Al fine di eventuali controlli da parte dell’Amministrazione finanziaria, il lavoratore dovrà conservare copia dei documenti attestanti l’onere sostenuto, oltre all’autocertificazione funzionale ad evitare più rimborsi in relazione alla medesima spesa.

In ultimo, la circolare n. 35/E amplia il limite temporale, specificando che sono rimborsabili entro e non oltre il 12 gennaio 2023, per effetto del principio di cassa allargata, anche le utenze riferite a fatture emesse nel 2023 purché riguardino consumi effettuati nel 2022.

L’innalzamento della soglia di esenzione

Tremila euro. Tale la nuova soglia di benefit in natura esenti (o rimborsi di utenze) disposta dal nostro esecutivo a mezzo del c.d. DL “Aiuti quater”.

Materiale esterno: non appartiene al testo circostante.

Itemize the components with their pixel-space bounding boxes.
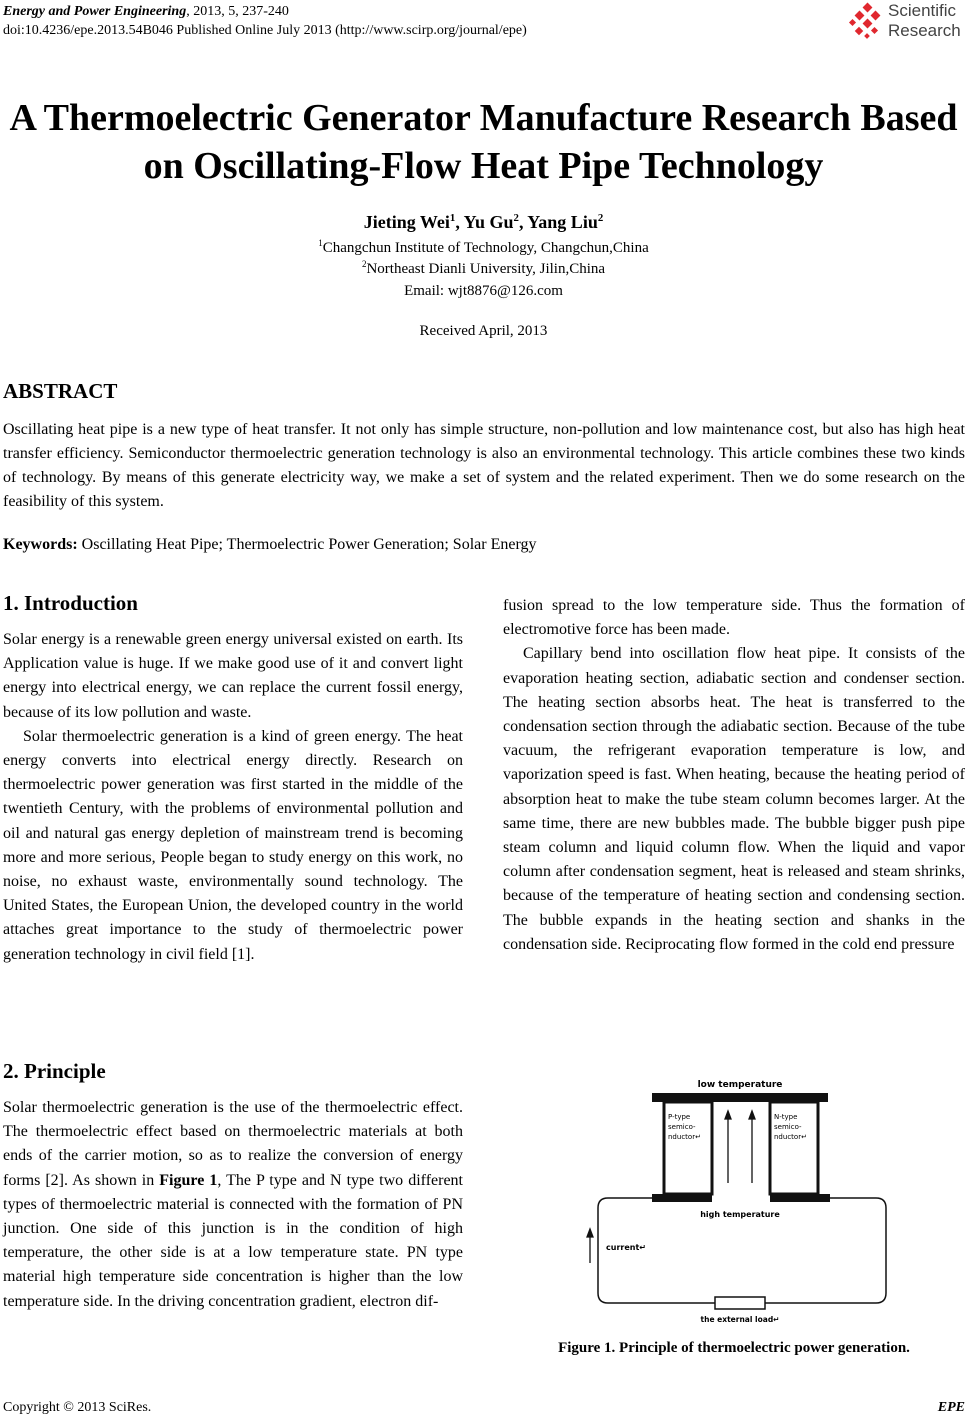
high-temperature-label: high temperature: [700, 1210, 780, 1219]
figure-reference: Figure 1: [159, 1171, 218, 1189]
doi-line: doi:10.4236/epe.2013.54B046 Published Online July 2013 (http://www.scirp.org/journal/epe): [3, 23, 527, 38]
paragraph: Capillary bend into oscillation flow heat pipe. It consists of the evaporation heating section, adiabatic section and condenser section. The heating section absorbs heat. The heat is transferred to the condensation section through the adiabatic section. Because of the tube vacuum, the refrigerant evaporation temperature is low, and vaporization speed is fast. When heating, because the heating period of absorption heat to make the tube steam column becomes larger. At the same time, there are new bubbles made. The bubble bigger push pipe steam column and liquid column flow. When the liquid and vapor column after condensation segment, heat is released and steam shrinks, because of the temperature of heating section and condensing section. The bubble expands in the heating section and shanks in the condensation side. Reciprocating flow formed in the cold end pressure: [503, 645, 965, 953]
copyright: Copyright © 2013 SciRes.: [3, 1400, 152, 1415]
keywords: [3, 533, 536, 557]
author-2-affil: 2: [513, 212, 519, 224]
affiliation-1-text: Changchun Institute of Technology, Changchun,China: [322, 240, 649, 256]
paragraph: fusion spread to the low temperature side. Thus the formation of electromotive force has been made.: [503, 597, 965, 639]
author-3: Yang Liu: [527, 212, 598, 232]
n-type-label: semico-: [774, 1123, 802, 1131]
figure-1-caption: Figure 1. Principle of thermoelectric power generation.: [558, 1340, 910, 1356]
logo-text-line1: Scientific: [888, 1, 957, 20]
section-1-body: [3, 628, 463, 967]
author-sep: ,: [518, 212, 528, 232]
title-line-2: on Oscillating-Flow Heat Pipe Technology: [143, 145, 824, 187]
paragraph-text: Solar thermoelectric generation is the use of the thermoelectric effect. The thermoelectric effect based on thermoelectric materials at both ends of the carrier motion, so as to realize the conversion of energy forms [2]. As shown in: [3, 1099, 463, 1189]
paper-title: [0, 94, 967, 190]
title-line-1: A Thermoelectric Generator Manufacture Research Based: [9, 97, 958, 139]
journal-name: Energy and Power Engineering: [3, 4, 187, 19]
author-3-affil: 2: [597, 212, 604, 224]
external-load-resistor: [715, 1297, 765, 1309]
n-type-label: N-type: [774, 1113, 798, 1121]
logo-text-line2: Research: [888, 21, 961, 40]
figure-1-diagram: [580, 1075, 890, 1325]
section-2-body: [3, 1096, 463, 1314]
journal-header: [3, 3, 289, 20]
current-label: current↵: [606, 1243, 646, 1252]
logo-mark-icon: [848, 2, 888, 42]
author-sep: ,: [455, 212, 464, 232]
author-1: Jieting Wei: [363, 212, 450, 232]
bottom-plate-right: [770, 1194, 830, 1202]
p-type-label: semico-: [668, 1123, 696, 1131]
paragraph: [3, 1096, 463, 1314]
right-column-body: [503, 594, 965, 957]
section-1-heading: 1. Introduction: [3, 591, 138, 615]
keywords-text: Oscillating Heat Pipe; Thermoelectric Power Generation; Solar Energy: [77, 536, 537, 553]
affiliation-2: [0, 260, 967, 279]
abstract-heading: ABSTRACT: [3, 379, 118, 403]
journal-citation: , 2013, 5, 237-240: [186, 4, 289, 19]
received-date: Received April, 2013: [419, 323, 548, 339]
affiliation-1: [0, 239, 967, 258]
p-type-label: nductor↵: [668, 1133, 701, 1141]
author-list: [0, 210, 967, 234]
affiliation-2-mark: 2: [361, 259, 367, 269]
n-type-label: nductor↵: [774, 1133, 807, 1141]
paragraph: Solar energy is a renewable green energy universal existed on earth. Its Application value is huge. If we make good use of it and convert light energy into electrical energy, we can replace the current fossil energy, because of its low pollution and waste.: [3, 631, 463, 721]
affiliation-1-mark: 1: [318, 238, 323, 248]
affiliation-2-text: Northeast Dianli University, Jilin,China: [366, 261, 606, 277]
p-type-label: P-type: [668, 1113, 691, 1121]
low-temperature-label: low temperature: [697, 1080, 783, 1090]
paragraph: Solar thermoelectric generation is a kind of green energy. The heat energy converts into electrical energy directly. Research on thermoelectric power generation was first started in the middle of the twentieth Century, with the problems of environmental pollution and oil and natural gas energy depletion of mainstream trend is becoming more and more serious, People began to study energy on this work, no noise, no exhaust waste, environmentally sound technology. The United States, the European Union, the developed country in the world attaches great importance to the study of thermoelectric power generation technology in civil field [1].: [3, 727, 463, 963]
section-2-heading: 2. Principle: [3, 1059, 106, 1083]
keywords-label: Keywords:: [3, 536, 78, 553]
author-email: Email: wjt8876@126.com: [404, 283, 563, 299]
author-2: Yu Gu: [463, 212, 514, 232]
abstract-text: Oscillating heat pipe is a new type of heat transfer. It not only has simple structure, non-pollution and low maintenance cost, but also has high heat transfer efficiency. Semiconductor thermoelectric generation technology is also an environmental technology. This article combines these two kinds of technology. By means of this generate electricity way, we make a set of system and the related experiment. Then we do some research on the feasibility of this system.: [3, 421, 965, 510]
journal-abbreviation: EPE: [937, 1400, 965, 1415]
bottom-plate-left: [652, 1194, 712, 1202]
external-load-label: the external load↵: [700, 1315, 780, 1324]
paragraph-text: , The P type and N type two different types of thermoelectric material is connected with the formation of PN junction. One side of this junction is in the condition of high temperature, the other side is at a low temperature state. PN type material high temperature side concentration is higher than the low temperature side. In the driving concentration gradient, electron dif-: [3, 1171, 463, 1310]
publisher-logo: [848, 0, 967, 44]
author-1-affil: 1: [449, 212, 456, 224]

Il decreto, n°176/2022 pubblicato in data 18 novembre 2022, reca un articolo 3 comma 10 che dispone una modifica sostanziale del previgente articolo 12 comma 1 del decreto legge 09.09.2022 n°115 (convertito in legge 21 settembre 2022 n°142).

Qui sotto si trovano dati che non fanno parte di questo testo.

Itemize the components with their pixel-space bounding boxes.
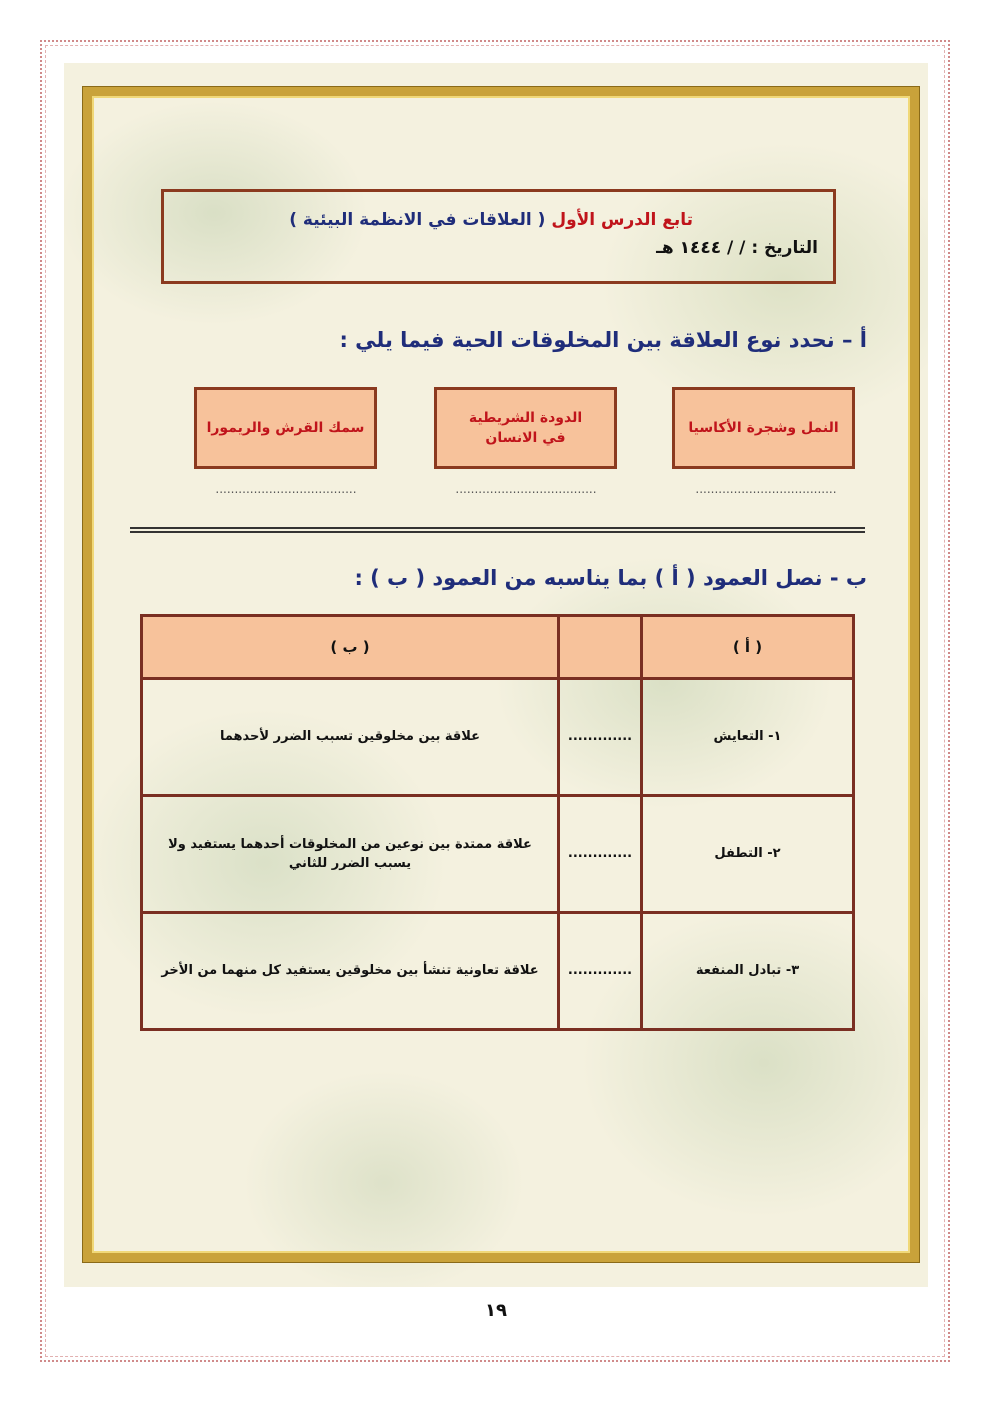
page-number: ١٩ bbox=[485, 1300, 507, 1321]
section-b-heading: ب - نصل العمود ( أ ) بما يناسبه من العمود ( ب ) : bbox=[354, 566, 867, 590]
term-cell: ١- التعايش bbox=[642, 679, 854, 796]
matching-table bbox=[140, 614, 855, 1031]
organism-pair-label: النمل وشجرة الأكاسيا bbox=[688, 419, 839, 436]
organism-pair-label: سمك القرش والريمورا bbox=[206, 419, 365, 436]
answer-line-1[interactable]: ..................................... bbox=[695, 482, 837, 496]
lesson-title-prefix: تابع الدرس الأول bbox=[551, 210, 693, 230]
definition-cell: علاقة بين مخلوقين تسبب الضرر لأحدهما bbox=[142, 679, 559, 796]
table-row bbox=[142, 679, 854, 796]
table-header-row bbox=[142, 616, 854, 679]
organism-pair-box-3 bbox=[194, 387, 377, 469]
col-mid-header bbox=[559, 616, 642, 679]
term-cell: ٢- التطفل bbox=[642, 796, 854, 913]
answer-blank[interactable]: ............. bbox=[559, 679, 642, 796]
table-row bbox=[142, 913, 854, 1030]
date-line: التاريخ : / / ١٤٤٤ هـ bbox=[656, 238, 818, 258]
organism-pair-box-1 bbox=[672, 387, 855, 469]
organism-pair-box-2 bbox=[434, 387, 617, 469]
col-b-header: ( ب ) bbox=[142, 616, 559, 679]
definition-cell: علاقة ممتدة بين نوعين من المخلوقات أحدهما يستفيد ولا يسبب الضرر للثاني bbox=[142, 796, 559, 913]
answer-blank[interactable]: ............. bbox=[559, 913, 642, 1030]
answer-line-2[interactable]: ..................................... bbox=[455, 482, 597, 496]
table-row bbox=[142, 796, 854, 913]
lesson-title-box bbox=[161, 189, 836, 284]
lesson-title-topic: ( العلاقات في الانظمة البيئية ) bbox=[289, 210, 546, 230]
answer-blank[interactable]: ............. bbox=[559, 796, 642, 913]
term-cell: ٣- تبادل المنفعة bbox=[642, 913, 854, 1030]
col-a-header: ( أ ) bbox=[642, 616, 854, 679]
section-a-heading: أ – نحدد نوع العلاقة بين المخلوقات الحية فيما يلي : bbox=[339, 328, 867, 352]
answer-line-3[interactable]: ..................................... bbox=[215, 482, 357, 496]
definition-cell: علاقة تعاونية تنشأ بين مخلوقين يستفيد كل منهما من الأخر bbox=[142, 913, 559, 1030]
organism-pair-label: الدودة الشريطية في الانسان bbox=[468, 409, 583, 446]
lesson-title bbox=[289, 210, 693, 230]
section-divider bbox=[130, 527, 865, 533]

Se, come abbiamo visto, la scelta del governo precedente era quella di determinare un aumento della soglia di esenzione dei c.d. benefits in natura, di cui all’art 51 comma 3 del TUIR, nonché quella di consegnare, per la prima volta, la possibilità di annoverare la corresponsione di somme mirate al rimborso (o rimborsi) di bollette energetiche, idriche o di gas naturale fino ad un valore di euro 600,00 a dipendente, l’attuale esecutivo, sempre confermando le opportunità create dal previgente, vuole consentire un cospicuo utilizzo del credito welfare in discussione, portandolo ad euro 3.000,00 a percipiente.

Sia chiara una cosa: se non fossimo in una situazione di emergenza economica che, auspicabilmente, dovrà stabilizzarsi al ribasso per quanto a costi ed approvvigionamenti di materie prime, l’apertura a sistemi di welfare evoluti, quali il rimborso delle utenze domestiche, proietterebbe l’Italia sicuramente tra i paesi maggiormente lungimiranti per quanto a politiche di welfare diretto.

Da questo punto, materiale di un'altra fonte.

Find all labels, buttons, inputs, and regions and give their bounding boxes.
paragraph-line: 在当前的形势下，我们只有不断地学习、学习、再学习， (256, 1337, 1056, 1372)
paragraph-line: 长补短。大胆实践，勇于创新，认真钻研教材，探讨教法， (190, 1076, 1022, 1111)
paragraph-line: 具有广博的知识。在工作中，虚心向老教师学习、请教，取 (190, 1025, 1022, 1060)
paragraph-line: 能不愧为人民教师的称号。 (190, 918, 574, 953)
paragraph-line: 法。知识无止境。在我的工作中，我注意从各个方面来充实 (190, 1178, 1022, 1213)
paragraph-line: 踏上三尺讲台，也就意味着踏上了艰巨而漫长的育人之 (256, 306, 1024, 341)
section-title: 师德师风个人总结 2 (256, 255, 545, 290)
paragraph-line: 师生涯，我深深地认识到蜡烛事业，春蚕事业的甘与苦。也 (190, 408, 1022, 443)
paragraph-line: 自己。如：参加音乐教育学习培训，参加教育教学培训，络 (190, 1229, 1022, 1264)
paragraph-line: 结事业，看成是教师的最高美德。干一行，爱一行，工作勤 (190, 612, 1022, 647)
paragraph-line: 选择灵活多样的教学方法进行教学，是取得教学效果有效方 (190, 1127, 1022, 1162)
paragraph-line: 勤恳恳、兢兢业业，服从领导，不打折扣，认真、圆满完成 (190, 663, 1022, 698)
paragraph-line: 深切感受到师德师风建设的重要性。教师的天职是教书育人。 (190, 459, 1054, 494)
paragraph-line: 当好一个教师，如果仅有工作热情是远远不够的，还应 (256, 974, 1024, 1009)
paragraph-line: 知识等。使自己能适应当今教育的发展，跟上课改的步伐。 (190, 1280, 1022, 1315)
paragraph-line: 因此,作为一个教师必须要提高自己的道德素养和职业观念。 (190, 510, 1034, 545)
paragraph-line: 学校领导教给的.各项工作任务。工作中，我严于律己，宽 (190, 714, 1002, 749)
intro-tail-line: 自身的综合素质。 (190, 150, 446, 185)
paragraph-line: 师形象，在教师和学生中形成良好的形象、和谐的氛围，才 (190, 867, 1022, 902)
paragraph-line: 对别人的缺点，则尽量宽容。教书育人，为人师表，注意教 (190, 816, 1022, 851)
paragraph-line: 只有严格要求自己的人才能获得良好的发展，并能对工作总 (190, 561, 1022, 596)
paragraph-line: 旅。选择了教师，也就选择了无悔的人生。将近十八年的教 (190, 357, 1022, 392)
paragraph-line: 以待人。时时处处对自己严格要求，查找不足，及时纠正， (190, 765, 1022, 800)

In ogni caso, appare evidente, almeno per ora, come l’apertura a nuove tipologie di benefits appare legata a fattori contingenti nonché rilegata al 2022.

In effetti il tema è il tempo: se la concessione di un valore di tremila euro annui per beni e servizi in natura (nonché rimborsi di bollette) appare molto lusinghiero, ricordiamo che tale valore dovrà esser speso entro il 12 gennaio 2023, al fine di rientrare nella annualità 2022, dove la norma lo confina.

Si può dunque assistere ad una corsa alla spesa di tali valori, chiaramente se l’azienda vuole procedere in tal senso.

Attenzione: siamo sicuri che fosse questo l’intento dell’esecutivo? Rendere esenti il conferimento di beni e servizi in natura che potrebbero anche non riguardare il “caro energia”? Il tutto con un decreto, aiuti quater, il cui articolo terzo è così rubricato “Misure di sostegno per fronteggiare il caro bollette

In fondo la norma è, per il momento, un decreto legge non convertito e non interpretato ne dall’Agenzia delle Entrate ne dall’INPS (anche se interpretazioni diverse dal testo letterale non sembrano ipotizzabili – forse).

E, se fosse, auspichiamo nel tempismo. Il conguaglio fiscale (e previdenziale, a questo punto) si avvicina.